Dans son courrier d'accompagnement, la recourante sollicitait également l'audition du Dr H______.

22.    L'intimé a soumis le rapport précité du Dr H______ à son SMR, lequel a considéré, en substance, dans un avis du 9 mars 2020, adressé le même jour à la chambre de céans, que le Dr H______ avait fait état d'une éventuelle dégradation de l'état psychique de la recourante, postérieure à la décision attaquée. Partant, le SMR maintenait ses précédentes conclusions.

23.    Par courrier du 1er avril 2020, la recourante s'est étonnée de la position du SMR. En effet, il ne s'agissait pas de faits nouveaux proprement dits mais d'une erreur de diagnostic du corps médical. Il s'agissait ainsi d'éléments médicalement objectifs, lesquels appelaient une nouvelle appréciation de la situation. La recourante relevait également que le Dr H______ n'avait nullement évoqué une dégradation postérieure à la décision attaquée mais qu'il avait au contraire évoqué un trouble de l'adaptation après le traumatisme de 2009-2010, lequel avait évolué en trouble de l'adaptation, avec réaction dépressive prolongée, lequel avait lui-même permis de poser le diagnostic de trouble dépressif récurrent avec des symptômes majoritairement somatiques à partir de 2012-2013.

24.    Après échange des écritures, la cause a été gardée à juger.

 

 

EN DROIT

1.        Conformément à l'art. 134 al. 1 let. a ch. 2 de la loi sur l'organisation judiciaire, du 26 septembre 2010 (LOJ - E 2 05), la chambre des assurances sociales de la Cour de justice connaît, en instance unique, des contestations prévues à l'art. 56 de la loi fédérale sur la partie générale du droit des assurances sociales, du 6 octobre 2000 (LPGA - RS 830.1) relatives à la loi fédérale sur l'assurance-invalidité du 19 juin 1959 (LAI - RS 831.20).

Sa compétence pour juger du cas d'espèce est ainsi établie.

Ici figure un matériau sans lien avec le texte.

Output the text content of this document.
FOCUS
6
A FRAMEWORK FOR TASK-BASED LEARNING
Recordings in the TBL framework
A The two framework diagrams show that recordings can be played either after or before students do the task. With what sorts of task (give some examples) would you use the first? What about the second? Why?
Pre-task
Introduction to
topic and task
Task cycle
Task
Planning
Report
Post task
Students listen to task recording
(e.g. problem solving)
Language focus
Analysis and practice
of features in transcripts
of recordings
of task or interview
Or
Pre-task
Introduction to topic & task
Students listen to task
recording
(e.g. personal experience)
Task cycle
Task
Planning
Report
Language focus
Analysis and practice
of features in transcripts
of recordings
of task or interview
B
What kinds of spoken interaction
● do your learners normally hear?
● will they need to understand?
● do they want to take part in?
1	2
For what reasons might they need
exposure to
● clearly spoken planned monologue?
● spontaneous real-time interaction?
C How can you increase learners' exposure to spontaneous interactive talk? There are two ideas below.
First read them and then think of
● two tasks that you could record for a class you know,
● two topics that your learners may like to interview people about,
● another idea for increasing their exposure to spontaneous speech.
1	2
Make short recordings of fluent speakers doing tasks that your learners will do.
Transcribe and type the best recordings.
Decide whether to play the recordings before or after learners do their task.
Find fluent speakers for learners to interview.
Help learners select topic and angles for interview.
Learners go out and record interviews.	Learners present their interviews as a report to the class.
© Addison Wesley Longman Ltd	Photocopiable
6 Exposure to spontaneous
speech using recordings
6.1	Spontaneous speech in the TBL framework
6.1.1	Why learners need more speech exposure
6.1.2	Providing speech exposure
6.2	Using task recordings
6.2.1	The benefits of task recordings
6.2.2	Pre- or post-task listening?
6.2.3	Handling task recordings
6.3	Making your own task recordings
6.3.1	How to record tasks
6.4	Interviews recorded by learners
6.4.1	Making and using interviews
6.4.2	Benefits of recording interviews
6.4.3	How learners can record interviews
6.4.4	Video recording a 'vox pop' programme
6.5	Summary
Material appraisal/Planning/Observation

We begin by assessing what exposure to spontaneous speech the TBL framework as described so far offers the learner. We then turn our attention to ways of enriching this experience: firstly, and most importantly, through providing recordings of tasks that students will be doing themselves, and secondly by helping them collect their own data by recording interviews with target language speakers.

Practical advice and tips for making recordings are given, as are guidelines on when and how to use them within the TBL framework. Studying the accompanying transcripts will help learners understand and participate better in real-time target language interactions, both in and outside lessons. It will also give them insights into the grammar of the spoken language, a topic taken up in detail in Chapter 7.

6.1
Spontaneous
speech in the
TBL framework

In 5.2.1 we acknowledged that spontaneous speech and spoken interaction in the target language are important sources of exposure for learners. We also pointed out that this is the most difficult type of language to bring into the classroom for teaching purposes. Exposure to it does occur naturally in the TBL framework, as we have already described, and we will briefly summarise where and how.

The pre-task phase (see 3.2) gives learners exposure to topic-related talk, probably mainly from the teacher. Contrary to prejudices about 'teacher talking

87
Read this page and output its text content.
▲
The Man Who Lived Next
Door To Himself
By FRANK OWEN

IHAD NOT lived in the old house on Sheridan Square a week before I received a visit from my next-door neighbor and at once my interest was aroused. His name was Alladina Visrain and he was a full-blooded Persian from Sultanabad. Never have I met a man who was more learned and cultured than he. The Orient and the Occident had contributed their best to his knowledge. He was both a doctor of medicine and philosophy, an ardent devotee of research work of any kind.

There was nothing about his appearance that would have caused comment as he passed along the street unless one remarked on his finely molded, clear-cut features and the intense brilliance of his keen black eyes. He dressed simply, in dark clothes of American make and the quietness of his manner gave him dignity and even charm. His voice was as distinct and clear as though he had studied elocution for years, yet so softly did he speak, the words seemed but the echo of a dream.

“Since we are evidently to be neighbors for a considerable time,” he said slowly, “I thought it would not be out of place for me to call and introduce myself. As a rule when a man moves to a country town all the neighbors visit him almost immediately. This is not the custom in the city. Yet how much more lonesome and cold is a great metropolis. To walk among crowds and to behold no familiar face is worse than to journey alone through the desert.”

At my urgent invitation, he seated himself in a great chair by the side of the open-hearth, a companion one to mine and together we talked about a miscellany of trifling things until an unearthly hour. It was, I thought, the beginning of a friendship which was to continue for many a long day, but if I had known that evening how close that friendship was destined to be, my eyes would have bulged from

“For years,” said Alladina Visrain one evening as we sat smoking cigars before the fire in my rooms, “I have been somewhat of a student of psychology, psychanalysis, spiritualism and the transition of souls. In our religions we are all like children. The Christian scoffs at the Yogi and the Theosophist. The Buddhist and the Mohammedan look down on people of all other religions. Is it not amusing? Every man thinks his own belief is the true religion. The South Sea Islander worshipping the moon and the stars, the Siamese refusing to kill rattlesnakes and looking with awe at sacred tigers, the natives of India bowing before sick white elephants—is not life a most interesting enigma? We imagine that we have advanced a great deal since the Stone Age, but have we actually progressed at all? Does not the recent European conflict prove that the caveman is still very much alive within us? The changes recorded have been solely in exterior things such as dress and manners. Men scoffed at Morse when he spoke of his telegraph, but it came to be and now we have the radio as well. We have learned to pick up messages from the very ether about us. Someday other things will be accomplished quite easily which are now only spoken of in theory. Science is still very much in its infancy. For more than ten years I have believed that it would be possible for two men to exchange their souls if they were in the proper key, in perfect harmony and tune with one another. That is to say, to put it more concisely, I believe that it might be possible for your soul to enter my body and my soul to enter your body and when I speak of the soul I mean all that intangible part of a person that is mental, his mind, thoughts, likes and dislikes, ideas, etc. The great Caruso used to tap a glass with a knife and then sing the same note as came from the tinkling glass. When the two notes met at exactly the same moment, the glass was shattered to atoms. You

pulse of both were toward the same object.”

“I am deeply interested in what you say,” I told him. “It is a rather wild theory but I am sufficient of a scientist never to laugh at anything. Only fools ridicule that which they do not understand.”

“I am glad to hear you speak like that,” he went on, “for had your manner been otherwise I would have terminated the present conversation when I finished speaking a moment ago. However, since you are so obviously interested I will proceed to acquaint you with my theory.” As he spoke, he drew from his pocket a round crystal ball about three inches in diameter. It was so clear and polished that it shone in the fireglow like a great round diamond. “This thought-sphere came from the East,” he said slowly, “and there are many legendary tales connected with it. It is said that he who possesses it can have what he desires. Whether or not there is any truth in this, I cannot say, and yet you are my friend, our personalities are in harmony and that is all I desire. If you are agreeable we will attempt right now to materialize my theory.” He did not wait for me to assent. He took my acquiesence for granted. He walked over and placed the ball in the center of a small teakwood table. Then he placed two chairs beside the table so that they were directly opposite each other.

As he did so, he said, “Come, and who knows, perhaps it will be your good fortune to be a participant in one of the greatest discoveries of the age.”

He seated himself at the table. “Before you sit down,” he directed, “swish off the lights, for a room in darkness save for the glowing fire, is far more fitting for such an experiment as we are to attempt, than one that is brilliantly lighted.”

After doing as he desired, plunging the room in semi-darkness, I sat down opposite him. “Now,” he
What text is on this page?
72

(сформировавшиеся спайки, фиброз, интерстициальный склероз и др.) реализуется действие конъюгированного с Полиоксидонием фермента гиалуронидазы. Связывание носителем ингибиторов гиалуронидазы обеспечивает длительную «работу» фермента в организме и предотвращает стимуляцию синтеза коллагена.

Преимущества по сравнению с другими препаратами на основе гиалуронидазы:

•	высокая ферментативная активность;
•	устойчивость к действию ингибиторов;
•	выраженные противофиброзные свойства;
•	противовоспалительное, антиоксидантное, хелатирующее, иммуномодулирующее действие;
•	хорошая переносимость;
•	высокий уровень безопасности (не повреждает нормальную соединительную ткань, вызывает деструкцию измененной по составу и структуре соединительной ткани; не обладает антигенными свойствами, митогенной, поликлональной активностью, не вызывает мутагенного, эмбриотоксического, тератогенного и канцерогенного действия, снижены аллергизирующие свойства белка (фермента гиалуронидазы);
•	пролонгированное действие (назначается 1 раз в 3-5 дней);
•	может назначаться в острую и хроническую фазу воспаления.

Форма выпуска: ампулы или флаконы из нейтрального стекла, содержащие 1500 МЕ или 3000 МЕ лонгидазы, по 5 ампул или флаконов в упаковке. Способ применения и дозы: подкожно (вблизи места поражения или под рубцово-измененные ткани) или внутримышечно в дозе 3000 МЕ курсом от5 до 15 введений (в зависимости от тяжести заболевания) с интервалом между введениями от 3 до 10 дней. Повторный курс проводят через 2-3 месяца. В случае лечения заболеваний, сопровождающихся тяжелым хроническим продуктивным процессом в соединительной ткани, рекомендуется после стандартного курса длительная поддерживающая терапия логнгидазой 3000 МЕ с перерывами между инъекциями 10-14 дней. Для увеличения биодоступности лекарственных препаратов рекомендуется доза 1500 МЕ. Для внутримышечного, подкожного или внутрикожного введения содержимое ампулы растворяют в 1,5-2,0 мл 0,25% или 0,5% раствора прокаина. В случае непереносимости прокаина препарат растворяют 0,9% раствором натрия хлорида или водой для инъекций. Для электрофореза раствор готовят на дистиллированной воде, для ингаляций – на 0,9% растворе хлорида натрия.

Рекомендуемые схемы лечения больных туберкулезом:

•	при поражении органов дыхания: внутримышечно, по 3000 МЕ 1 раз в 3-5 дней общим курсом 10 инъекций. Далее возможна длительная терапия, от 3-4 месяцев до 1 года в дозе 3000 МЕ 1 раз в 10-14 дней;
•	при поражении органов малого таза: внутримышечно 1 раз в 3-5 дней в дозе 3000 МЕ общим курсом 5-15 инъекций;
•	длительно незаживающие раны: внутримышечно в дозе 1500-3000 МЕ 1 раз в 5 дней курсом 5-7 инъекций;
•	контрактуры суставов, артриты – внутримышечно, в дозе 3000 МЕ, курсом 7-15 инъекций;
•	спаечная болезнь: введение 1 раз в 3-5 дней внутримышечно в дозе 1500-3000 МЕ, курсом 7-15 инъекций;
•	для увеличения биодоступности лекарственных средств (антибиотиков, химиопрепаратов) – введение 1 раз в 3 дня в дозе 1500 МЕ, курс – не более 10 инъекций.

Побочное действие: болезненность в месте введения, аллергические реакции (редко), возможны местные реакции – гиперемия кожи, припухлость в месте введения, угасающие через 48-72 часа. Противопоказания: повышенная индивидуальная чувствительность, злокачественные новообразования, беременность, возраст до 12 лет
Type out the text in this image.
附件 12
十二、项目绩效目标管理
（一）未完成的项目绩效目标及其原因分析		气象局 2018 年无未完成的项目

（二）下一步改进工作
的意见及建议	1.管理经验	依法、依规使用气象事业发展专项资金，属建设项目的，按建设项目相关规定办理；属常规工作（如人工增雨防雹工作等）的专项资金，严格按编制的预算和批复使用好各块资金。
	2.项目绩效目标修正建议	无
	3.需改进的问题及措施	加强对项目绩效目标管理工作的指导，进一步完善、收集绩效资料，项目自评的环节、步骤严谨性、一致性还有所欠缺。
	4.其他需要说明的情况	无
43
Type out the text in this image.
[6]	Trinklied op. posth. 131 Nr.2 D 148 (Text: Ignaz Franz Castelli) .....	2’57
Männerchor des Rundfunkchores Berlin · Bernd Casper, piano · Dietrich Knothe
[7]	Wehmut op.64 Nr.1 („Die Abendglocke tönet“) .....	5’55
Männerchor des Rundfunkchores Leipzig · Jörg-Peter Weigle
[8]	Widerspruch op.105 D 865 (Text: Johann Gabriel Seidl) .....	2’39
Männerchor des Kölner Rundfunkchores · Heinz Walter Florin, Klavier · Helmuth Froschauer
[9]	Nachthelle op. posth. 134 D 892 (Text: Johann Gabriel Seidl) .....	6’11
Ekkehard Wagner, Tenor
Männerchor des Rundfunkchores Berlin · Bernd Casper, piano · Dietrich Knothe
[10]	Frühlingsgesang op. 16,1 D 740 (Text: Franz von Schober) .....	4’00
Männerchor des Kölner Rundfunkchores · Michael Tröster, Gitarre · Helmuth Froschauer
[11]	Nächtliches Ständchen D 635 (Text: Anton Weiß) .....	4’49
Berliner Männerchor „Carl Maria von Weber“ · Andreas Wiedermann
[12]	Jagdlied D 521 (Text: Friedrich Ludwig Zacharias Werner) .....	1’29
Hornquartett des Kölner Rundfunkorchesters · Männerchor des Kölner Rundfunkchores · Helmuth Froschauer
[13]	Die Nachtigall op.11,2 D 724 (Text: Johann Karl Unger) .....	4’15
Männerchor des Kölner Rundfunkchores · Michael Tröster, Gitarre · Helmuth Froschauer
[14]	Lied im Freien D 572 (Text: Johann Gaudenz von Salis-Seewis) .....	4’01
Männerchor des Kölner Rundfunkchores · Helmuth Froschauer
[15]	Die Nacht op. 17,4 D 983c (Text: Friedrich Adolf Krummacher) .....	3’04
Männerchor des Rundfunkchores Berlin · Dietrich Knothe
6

2.        Le délai de recours est de trente jours (art. 56 LPGA; art. 62 al. 1 de la de loi sur la procédure administrative du 12 septembre 1985 [LPA - E 5 10]). Interjeté dans la forme et le délai prévus par la loi le recours est recevable (art. 56 ss LPGA et 62 ss LPA).

3.        Le litige porte sur le point de savoir si l'intimé était fondé à rejeter la demande de prestations de la recourante. Concrètement, le litige porte sur la valeur probante du rapport du SMR et, partant, le caractère incapacitant des atteintes dont elle souffre.

4.        Aux termes de l'art. 8 al. 1er LPGA, est réputée invalidité l'incapacité de gain totale ou partielle qui est présumée permanente ou de longue durée.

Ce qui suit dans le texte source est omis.